David Rorvik’s supposedly non-fiction book, In His Image: The Cloning of a Man, caused a major stir upon its release in 1978. Published by J.B. Lippincott & Co. — a well-regarded publisher of medical texts — in it, Rorvik detailed the purportedly true account of an experiment he spearheaded, whereby the respected medical journalist and an elite group of scientists produced the first human clone at the behest of a wealthy businessman. Though eventually ruled a hoax by the courts, to this day Rorvik continues to vouch for In His Image’s veracity — and if you really want to split hairs, evidence neither for nor against his sensational claims has ever surfaced.
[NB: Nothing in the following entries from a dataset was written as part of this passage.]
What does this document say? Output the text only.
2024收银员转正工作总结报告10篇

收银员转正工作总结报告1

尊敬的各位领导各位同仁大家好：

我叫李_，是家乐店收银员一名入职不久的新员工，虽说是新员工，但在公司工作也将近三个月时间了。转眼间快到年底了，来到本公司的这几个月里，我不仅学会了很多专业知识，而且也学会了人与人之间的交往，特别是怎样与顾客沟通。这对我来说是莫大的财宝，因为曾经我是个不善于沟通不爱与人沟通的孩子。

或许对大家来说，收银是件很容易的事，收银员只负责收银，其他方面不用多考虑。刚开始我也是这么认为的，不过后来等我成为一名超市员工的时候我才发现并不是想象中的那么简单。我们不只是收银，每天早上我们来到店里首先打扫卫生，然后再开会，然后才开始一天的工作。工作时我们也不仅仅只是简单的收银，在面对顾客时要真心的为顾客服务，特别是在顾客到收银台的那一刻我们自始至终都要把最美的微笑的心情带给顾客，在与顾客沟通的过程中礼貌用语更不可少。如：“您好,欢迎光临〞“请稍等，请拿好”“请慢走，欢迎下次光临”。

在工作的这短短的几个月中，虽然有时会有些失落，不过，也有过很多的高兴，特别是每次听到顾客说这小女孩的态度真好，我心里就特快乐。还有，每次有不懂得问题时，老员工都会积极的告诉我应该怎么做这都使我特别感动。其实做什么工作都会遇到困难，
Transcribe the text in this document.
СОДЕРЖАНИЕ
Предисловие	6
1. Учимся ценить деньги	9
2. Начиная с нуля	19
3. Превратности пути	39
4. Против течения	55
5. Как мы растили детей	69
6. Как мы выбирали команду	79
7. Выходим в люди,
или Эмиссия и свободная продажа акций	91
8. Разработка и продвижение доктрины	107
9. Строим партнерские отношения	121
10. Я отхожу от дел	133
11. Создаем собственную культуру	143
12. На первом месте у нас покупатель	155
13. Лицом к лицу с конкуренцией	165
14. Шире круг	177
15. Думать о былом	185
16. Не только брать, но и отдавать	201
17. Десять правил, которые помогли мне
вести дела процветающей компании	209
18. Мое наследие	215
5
Ranking alongside The Boys From Brazil (1978), Parts: The Clonus Horror (1979), and NBC’s unsuccessful backdoor pilot, The Clone Master (1978), as one of four similarly-minded productions to emerge as interest in Rorvik’s work reached fever pitch, THE DARKER SIDE OF TERROR’s roots can be traced back a little further, to 1971, when producer/writer team Al Ramrus and John Herman Shaner saw a Time Magazine article on genetic engineering. The subject clearly captivated the duo. As they continued to iron out the creases in The Darker Side of Terror’s story, they filtered some of their research into their 1977 adaptation of The Island of Dr. Moreau for American International Pictures too.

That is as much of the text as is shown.